Publisher's Note: This post appears here courtesy of the The Daily Wire. The author of this post is Ben Whitehead.
An aircraft carrying 72 people crashed Sunday in Nepal, leaving at least 68 people dead in the country's deadliest plane crash in 30 years and the third-deadliest in its history, according to the Aviation Safety Network.
The Yeti Airlines flight was traveling from Kathmandu, Nepal's capital, to Pokhara, a city in the central part of the country where the crash occurred. The cities are about 125 miles apart and just 25 minutes by airplane. Video shows the turboprop regional airliner flying low and appearing to lose control just moments before the disaster. The cause of the crash is still unclear, according to the nation's aviation authorities.
"By the time I was there the crash site was already crowded,"
a resident told BBC News. "There was huge smoke coming from the flames of the plane. And then helicopters came over in no time. The pilot tried his best to not hit civilization or any home. There was a small space right beside the Seti River and the flight hit the ground in that small space,"
The ATR 72-500 aircraft carried 72 people, including four crew members, 53 Nepalese, five Indians, four Russias, two South Koreans, one French passenger, one person from Ireland, one Argentinian, and an Australian.
The Civil Aviation Authority of Nepal said in a press release that two helicopters were immediately dispatched upon receiving information of a crash for search and rescue. Included in search and rescue teams were the Nepal Army, police, and the Himalayan Rescue Association. At the time of the press release, 68 bodies had been found. One witness reportedly heard cries for help from the wreckage, according to the Associated Press.

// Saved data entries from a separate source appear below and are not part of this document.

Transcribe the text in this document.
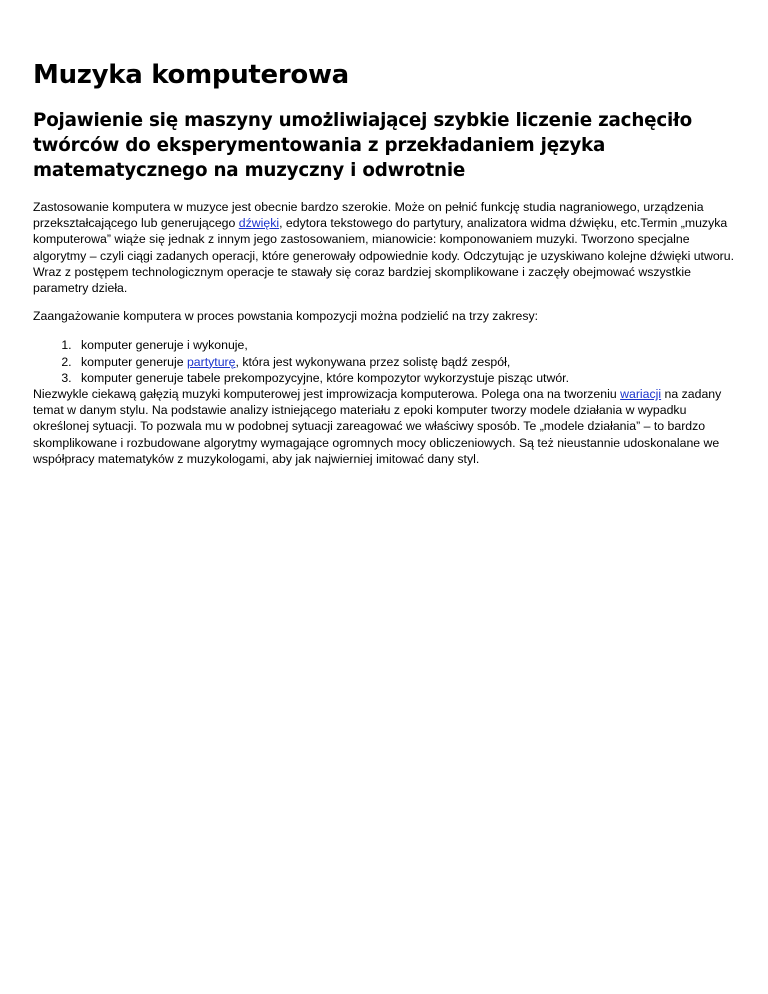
Muzyka komputerowa
Pojawienie się maszyny umożliwiającej szybkie liczenie zachęciło twórców do eksperymentowania z przekładaniem języka matematycznego na muzyczny i odwrotnie

Zastosowanie komputera w muzyce jest obecnie bardzo szerokie. Może on pełnić funkcję studia nagraniowego, urządzenia przekształcającego lub generującego dźwięki, edytora tekstowego do partytury, analizatora widma dźwięku, etc.Termin „muzyka komputerowa” wiąże się jednak z innym jego zastosowaniem, mianowicie: komponowaniem muzyki. Tworzono specjalne algorytmy – czyli ciągi zadanych operacji, które generowały odpowiednie kody. Odczytując je uzyskiwano kolejne dźwięki utworu. Wraz z postępem technologicznym operacje te stawały się coraz bardziej skomplikowane i zaczęły obejmować wszystkie parametry dzieła.

Zaangażowanie komputera w proces powstania kompozycji można podzielić na trzy zakresy:

1. komputer generuje i wykonuje,
2. komputer generuje partyturę, która jest wykonywana przez solistę bądź zespół,
3. komputer generuje tabele prekompozycyjne, które kompozytor wykorzystuje pisząc utwór.

Niezwykle ciekawą gałęzią muzyki komputerowej jest improwizacja komputerowa. Polega ona na tworzeniu wariacji na zadany temat w danym stylu. Na podstawie analizy istniejącego materiału z epoki komputer tworzy modele działania w wypadku określonej sytuacji. To pozwala mu w podobnej sytuacji zareagować we właściwy sposób. Te „modele działania” – to bardzo skomplikowane i rozbudowane algorytmy wymagające ogromnych mocy obliczeniowych. Są też nieustannie udoskonalane we współpracy matematyków z muzykologami, aby jak najwierniej imitować dany styl.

"The flames were so hot that we couldn't go near the wreckage. I heard a man crying for help, but because of the flames and smoke we couldn't help him,"
the witness said.
Pokhara Airport, the flight's intended destination, opened just 14 days ago. The crash was the second in the past year for the Himalayan country. A plane carrying 22 passengers hit a Himalayan mountainside in May, killing all on board.
"I am speechless about the crash,"
Nepal President Bidya Devi Bhandari said in a statement on Twitter. "I convey my heartfelt condolences to the passengers and the crew members who lost their lives and express my deep sympathy for the family members for their losses."
All Nepalese airlines have been banned from operating within the European Union since 2013 for lack of safety standards. Nepal has a history of airplane crashes, with 42 fatal ones since 1946, according to the AP. The topography of Nepal is one potential reason, with eight of the world's 14 highest mountains, along with rapid weather changes and aging aircraft.